Code loops through features, calculates mean and std dev for each column, store these values in a dictionary as a tuple. Use data.loc[:,each] to perform calculation for every row of the looped column.
How to assign features and targets
create list of target fields, then use .drop method to remove these from data set, assigning dropped fields as targets and remaining fields as features
how to split the feature and target data into train_features, test_features, val_features, val_targets
Just slice the data and assign to variables. The pic is selecting various rows since there is no comma, just the last amount of rows or the first amount of rows
How do you line up the features with targets
zip the two data sets
How to implement SGD
create batches(which are just an array of index values from the data set) via np. random.choice.
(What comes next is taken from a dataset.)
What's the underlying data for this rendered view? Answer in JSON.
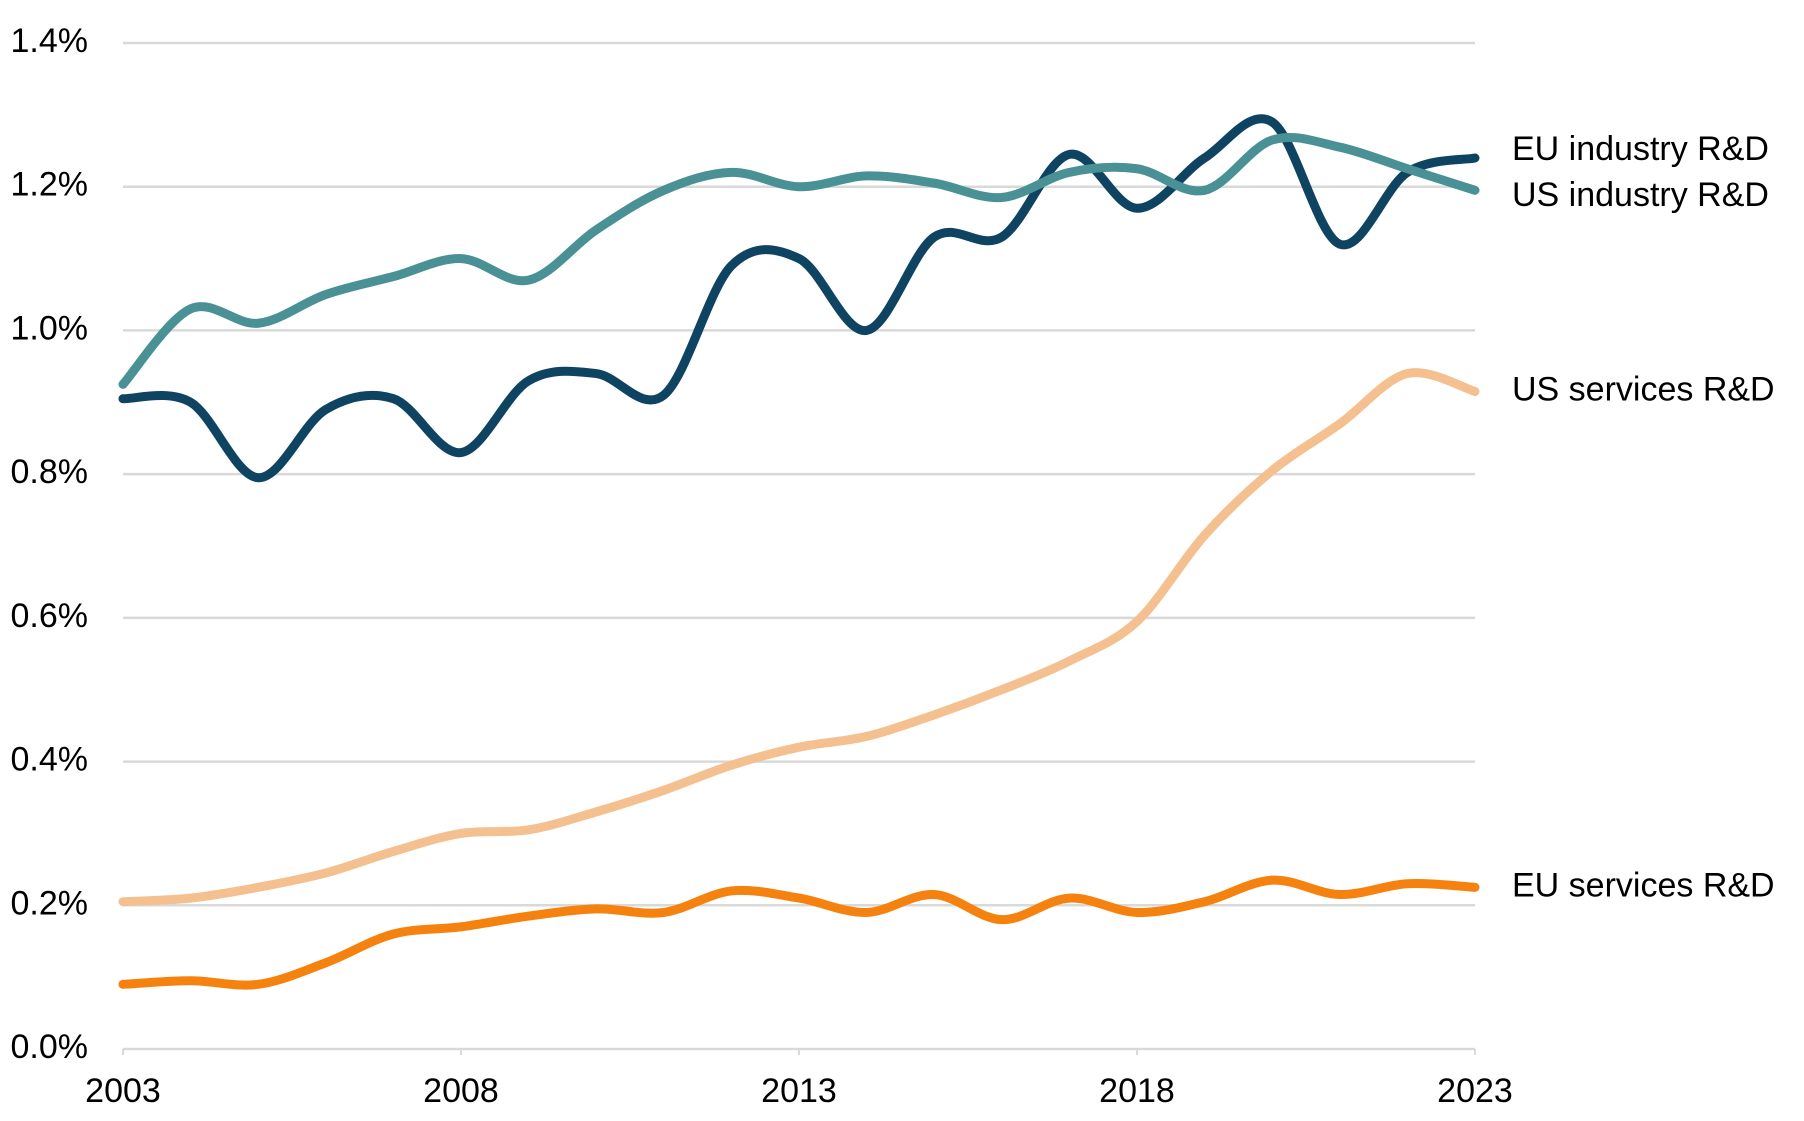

Using this batch(list of index values), select rows(batch) and all columns from train_features and train_targets
During Training, how do you get a vector of features as input
During SGD, you create a batch which is an index of values used to select data from train_features and train_targets. well call the features data a matrix of 128 rows by 56 columns and the targets a vector of 128 values. In order to get a vector of feature values to input into the neural network, you zip the train_features with the train_targets and assign the result to an X, y variable. Now the X variable is a single vector of 56 features with a target of 1 value.
- Create batch of random index values
- Select data using batch
- Zip data with targets
Basic idea of K-Fold Cross Validation
- Avoid separating test data that is never used while at the same time not cheating(overfitting)
- Break data into k buckets, train k times and each time use a new bucket as the test bucket while training on the others
- Average results